Sheldon Cohen People who are happy, relaxed or exhibit other positive emotions are less likely to catch colds than those who are unhappy or anxious, according to a study by Psychology Professor Sheldon Cohen published in the July 22 issue of Psychosomatic Medicine, the journal of the American Psychosomatic Society. Researchers interviewed volunteers over several weeks to assess their moods and emotional styles, and then infected them with one of two types of cold viruses. The volunteers were quarantined and examined to see if they came down with a cold. People who had a positive emotional style were less likely to get sick than others. If they did get sick, they reported fewer symptoms than one would expect from objective measures of their illness.

"Although there is quite a bit of talk about positive emotions being good for your health, there actually is very little evidence. This is the first study that measures emotions in initially healthy people and finds that those who are generally happier are more resistant to infectious disease," said Cohen, the Robert E. Doherty Professor of Psychology.

Despite Cohen's findings that positive emotions increase a person's resistance to illness, he did not find the reverse to be true, that a negative emotional style renders someone more susceptible to disease. People with a negative emotional style—those who are generally depressed, tense and/or hostile—were, however, more likely to report symptoms of illness that exceeded what one would expect from objective measures of their disease.
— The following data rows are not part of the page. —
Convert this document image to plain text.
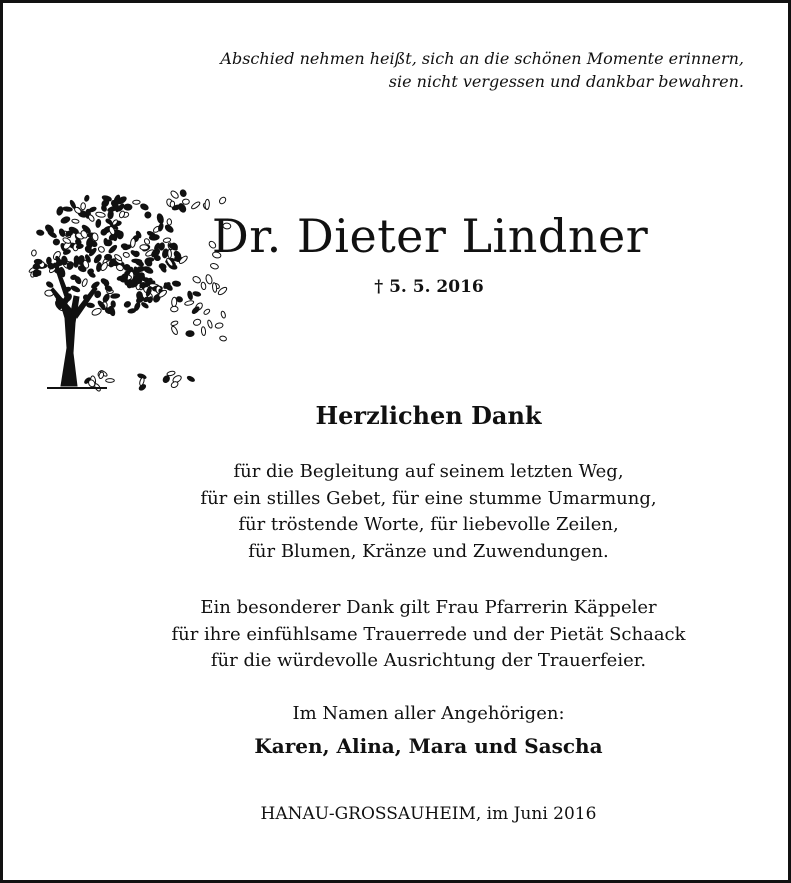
Abschied nehmen heißt, sich an die schönen Momente erinnern,
sie nicht vergessen und dankbar bewahren.
Dr. Dieter Lindner
† 5. 5. 2016
Herzlichen Dank
für die Begleitung auf seinem letzten Weg,
für ein stilles Gebet, für eine stumme Umarmung,
für tröstende Worte, für liebevolle Zeilen,
für Blumen, Kränze und Zuwendungen.
Ein besonderer Dank gilt Frau Pfarrerin Käppeler
für ihre einfühlsame Trauerrede und der Pietät Schaack
für die würdevolle Ausrichtung der Trauerfeier.
Im Namen aller Angehörigen:
Karen, Alina, Mara und Sascha
HANAU-GROSSAUHEIM, im Juni 2016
Although those with positive emotional styles took better care of themselves and had lower levels of the stress hormone cortisol, the data did not account for why happier people were less likely to contract a cold.

"The fact that happier people engage in health-promoting behaviors and have lower stress hormones suggests that a positive emotional style may decrease one's susceptibility to other diseases," Cohen said.

Cohen collaborated on the study with researchers at Children's Hospital of Pittsburgh, the University of Pittsburgh School of Medicine and the Medical University of South Carolina.